When is surveillance advertising, the personalized marketing to people based upon their habits and traits, a privacy problem? Lawmakers and regulators have struggled to mount a coherent approach to describing the risks and benefits of ad delivery based upon pervasive electronic information collection. Before 9/11 and the second Internet boom, such a business model would have been technologically, economically, and politically impossible. Moreover, it was never disclosed or discussed - it was just developed by companies in the shadows. But it has become, for better or for worse, one of the default business models of economic commerce.

Lawmakers have struggled to regulate the excesses of surveillance advertising because it is often difficult to categorize ad tech practices as careless or unfair (though sometimes it is). Surveillance advertising’s critics have also struggled to overcome the response that it powers significant “free” services and offers “more relevant ads” that are per se better than “less relevant ads” that are not based upon surveillance and targeting. 

This paper offers such a response. Drawing on prior work by the authors and by the large interdisciplinary field of privacy scholarship, it argues that surveillance advertising’s real problem is that it is disloyal. Surveillance advertising’s benefits flow overwhelmingly to advertisers and platforms while its dangers are borne almost entirely by the vulnerable people on the other side of an information relationship with a massive power disparity. In this respect, advertising is not merely a default model of the internet economy, it embodies and illustrates some of its greatest flaws.

In this essay, we develop the concept of “disloyal advertising” as a framework for regulating ad tech and targeted marketing. Evocative of prior categories like “subliminal advertising” and “unfair and deceptive trade practices,” the notion of “disloyal advertising” goes beyond prior understandings to explain exactly why surveillance advertising is a problem and how to fix it. Inspired by classic fiduciary duties of loyalty, loyal advertising duties would successfully limit the abuses of platforms, ad tech, and data brokers while fostering sustainable marketing practices and a safe and fruitful personalized Internet.

Our essay proceeds in three parts. First, we explore how surveillance advertising is inherently disloyal because it disproportionately benefits companies at the expense of individuals and society. We draw from the literature on behavioral targeting to distinguish between standard contextual advertising systems, which require minimal data, from cross-context behavioral advertising systems, which demand troves of data and imperil people.

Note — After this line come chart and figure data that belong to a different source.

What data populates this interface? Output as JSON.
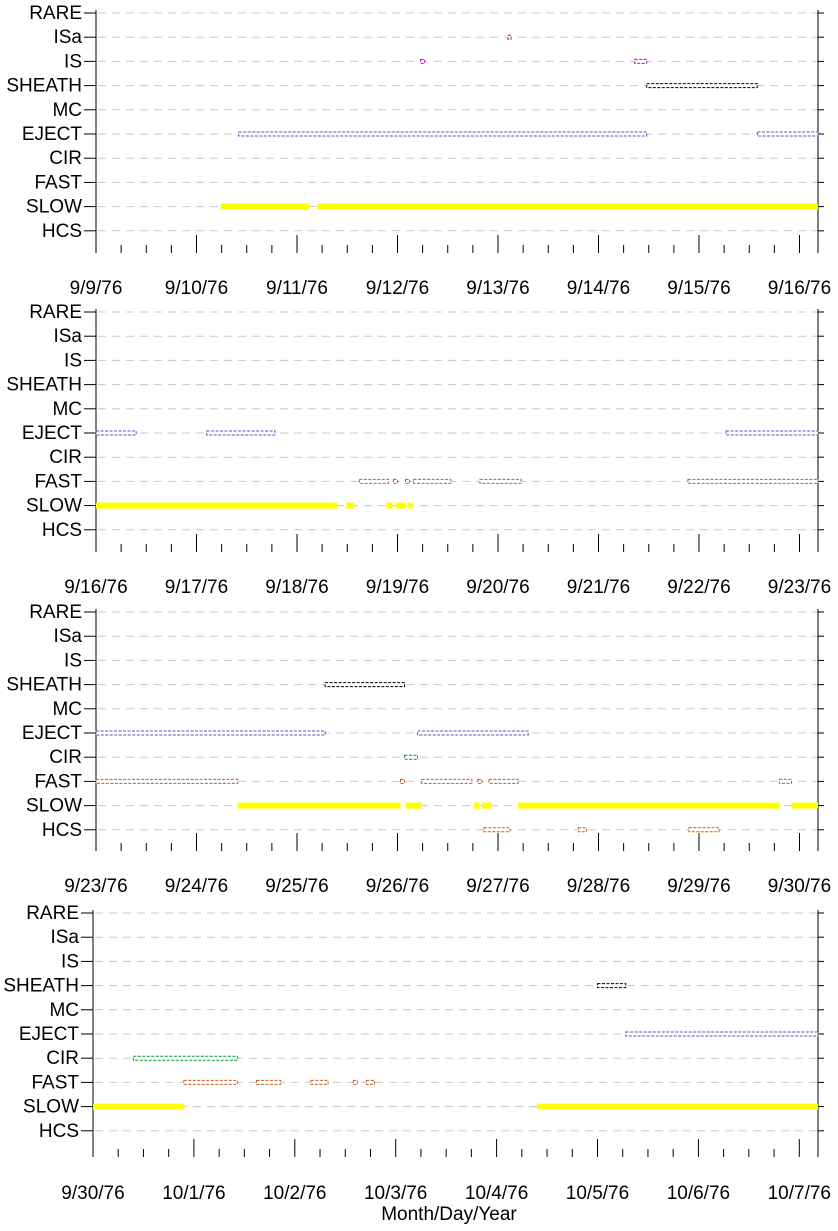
{
  "xlabel": "Month/Day/Year",
  "categories": [
    "RARE",
    "ISa",
    "IS",
    "SHEATH",
    "MC",
    "EJECT",
    "CIR",
    "FAST",
    "SLOW",
    "HCS"
  ],
  "colors": {
    "RARE": "#000000",
    "ISa": "#b22222",
    "IS": "#cc00cc",
    "SHEATH": "#000000",
    "MC": "#000000",
    "EJECT": "#5555bb",
    "CIR": "#009933",
    "FAST": "#c06020",
    "SLOW": "#ffff00",
    "HCS": "#cc6600",
    "grid": "#c8c8c8"
  },
  "chart_data": [
    {
      "type": "timeline",
      "x_start": "9/9/76",
      "x_end": "9/16/76",
      "ticks": [
        "9/9/76",
        "9/10/76",
        "9/11/76",
        "9/12/76",
        "9/13/76",
        "9/14/76",
        "9/15/76",
        "9/16/76"
      ],
      "grid": true,
      "intervals": [
        {
          "category": "ISa",
          "start": 4.1,
          "end": 4.13
        },
        {
          "category": "IS",
          "start": 3.23,
          "end": 3.27
        },
        {
          "category": "IS",
          "start": 5.36,
          "end": 5.48
        },
        {
          "category": "SHEATH",
          "start": 5.48,
          "end": 6.58
        },
        {
          "category": "EJECT",
          "start": 1.42,
          "end": 5.48
        },
        {
          "category": "EJECT",
          "start": 6.58,
          "end": 7.2
        },
        {
          "category": "SLOW",
          "start": 1.24,
          "end": 2.12
        },
        {
          "category": "SLOW",
          "start": 2.2,
          "end": 7.2
        }
      ]
    },
    {
      "type": "timeline",
      "x_start": "9/16/76",
      "x_end": "9/23/76",
      "ticks": [
        "9/16/76",
        "9/17/76",
        "9/18/76",
        "9/19/76",
        "9/20/76",
        "9/21/76",
        "9/22/76",
        "9/23/76"
      ],
      "grid": true,
      "intervals": [
        {
          "category": "EJECT",
          "start": 0.0,
          "end": 0.4
        },
        {
          "category": "EJECT",
          "start": 1.1,
          "end": 1.78
        },
        {
          "category": "EJECT",
          "start": 6.27,
          "end": 7.2
        },
        {
          "category": "FAST",
          "start": 2.62,
          "end": 2.91
        },
        {
          "category": "FAST",
          "start": 2.96,
          "end": 3.0
        },
        {
          "category": "FAST",
          "start": 3.08,
          "end": 3.12
        },
        {
          "category": "FAST",
          "start": 3.16,
          "end": 3.53
        },
        {
          "category": "FAST",
          "start": 3.82,
          "end": 4.23
        },
        {
          "category": "FAST",
          "start": 5.89,
          "end": 7.2
        },
        {
          "category": "SLOW",
          "start": 0.0,
          "end": 2.4
        },
        {
          "category": "SLOW",
          "start": 2.49,
          "end": 2.57
        },
        {
          "category": "SLOW",
          "start": 2.89,
          "end": 2.95
        },
        {
          "category": "SLOW",
          "start": 2.98,
          "end": 3.08
        },
        {
          "category": "SLOW",
          "start": 3.1,
          "end": 3.15
        }
      ]
    },
    {
      "type": "timeline",
      "x_start": "9/23/76",
      "x_end": "9/30/76",
      "ticks": [
        "9/23/76",
        "9/24/76",
        "9/25/76",
        "9/26/76",
        "9/27/76",
        "9/28/76",
        "9/29/76",
        "9/30/76"
      ],
      "grid": true,
      "intervals": [
        {
          "category": "SHEATH",
          "start": 2.28,
          "end": 3.07
        },
        {
          "category": "EJECT",
          "start": 0.0,
          "end": 2.28
        },
        {
          "category": "EJECT",
          "start": 3.2,
          "end": 4.3
        },
        {
          "category": "CIR",
          "start": 3.07,
          "end": 3.2
        },
        {
          "category": "FAST",
          "start": 0.0,
          "end": 1.41
        },
        {
          "category": "FAST",
          "start": 3.03,
          "end": 3.07
        },
        {
          "category": "FAST",
          "start": 3.24,
          "end": 3.74
        },
        {
          "category": "FAST",
          "start": 3.8,
          "end": 3.84
        },
        {
          "category": "FAST",
          "start": 3.91,
          "end": 4.2
        },
        {
          "category": "FAST",
          "start": 6.8,
          "end": 6.92
        },
        {
          "category": "SLOW",
          "start": 1.41,
          "end": 3.03
        },
        {
          "category": "SLOW",
          "start": 3.08,
          "end": 3.24
        },
        {
          "category": "SLOW",
          "start": 3.76,
          "end": 3.81
        },
        {
          "category": "SLOW",
          "start": 3.84,
          "end": 3.94
        },
        {
          "category": "SLOW",
          "start": 4.2,
          "end": 6.8
        },
        {
          "category": "SLOW",
          "start": 6.92,
          "end": 7.2
        },
        {
          "category": "HCS",
          "start": 3.86,
          "end": 4.12
        },
        {
          "category": "HCS",
          "start": 4.8,
          "end": 4.88
        },
        {
          "category": "HCS",
          "start": 5.9,
          "end": 6.2
        }
      ]
    },
    {
      "type": "timeline",
      "x_start": "9/30/76",
      "x_end": "10/7/76",
      "ticks": [
        "9/30/76",
        "10/1/76",
        "10/2/76",
        "10/3/76",
        "10/4/76",
        "10/5/76",
        "10/6/76",
        "10/7/76"
      ],
      "grid": true,
      "intervals": [
        {
          "category": "SHEATH",
          "start": 5.0,
          "end": 5.28
        },
        {
          "category": "EJECT",
          "start": 5.28,
          "end": 7.2
        },
        {
          "category": "CIR",
          "start": 0.4,
          "end": 1.43
        },
        {
          "category": "FAST",
          "start": 0.9,
          "end": 1.43
        },
        {
          "category": "FAST",
          "start": 1.62,
          "end": 1.86
        },
        {
          "category": "FAST",
          "start": 2.16,
          "end": 2.33
        },
        {
          "category": "FAST",
          "start": 2.58,
          "end": 2.62
        },
        {
          "category": "FAST",
          "start": 2.71,
          "end": 2.79
        },
        {
          "category": "SLOW",
          "start": 0.0,
          "end": 0.9
        },
        {
          "category": "SLOW",
          "start": 4.4,
          "end": 7.2
        }
      ]
    }
  ]
}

Second, we make the case for a duty of loyalty for surveillance advertising. We argue that a loyalty approach to surveillance advertising has three major benefits over the traditional “notice and choice” approach to privacy that prioritizes an individual’s control over their data and allows any advertising practice so long as it is not deceitful or unreasonably harmful. Loyalty rules prevent platforms from using a threadbare notion of consent to justify dangerous practices that primarily benefit platforms. Particularly when it comes to technologies like surveillance advertising that operate at or below the waterline of consumer consciousness, eople should be protected no matter what they choose. Loyalty rules also would allow regulators to avoid the problem of demonstrating that financial, emotional, or reputation harm is a “substantial injury” as part of an unfair trade practices claim. The key harm from disloyal advertising is the corruption of the relationship of trust between people and organizations. No further proof of harm is needed, though there are certainly others, including manipulation and the development of technologies that can be used in disloyal political advertising. Finally, loyalty rules add an additional factor to be considered by judges and enforcement agencies: the relative benefit of surveillance advertising to organizations. While some people might modestly benefit from “more relevant ads,” any such meager gains pale in comparison to the windfall reaped by platforms and ad tech companies. Comparing both the risks and benefits of both parties reveals that ad relevancy is a flimsy pretext to justify the largest data extraction operation the world has ever known. 

Third, we propose a legal framework for regulating disloyal advertising. Specifically, we propose leveraging the concepts of data minimization and the California Consumer Privacy Act’s notion of “cross-context behavioral advertising” to supplement a general duty of loyalty for personalization. Robust rules prohibiting platforms and ad tech companies enriching themselves at the expense of trusting parties won’t ruin the Internet or eliminate personalized technologies. But it will eliminate those that must rely upon disloyal behavior to survive.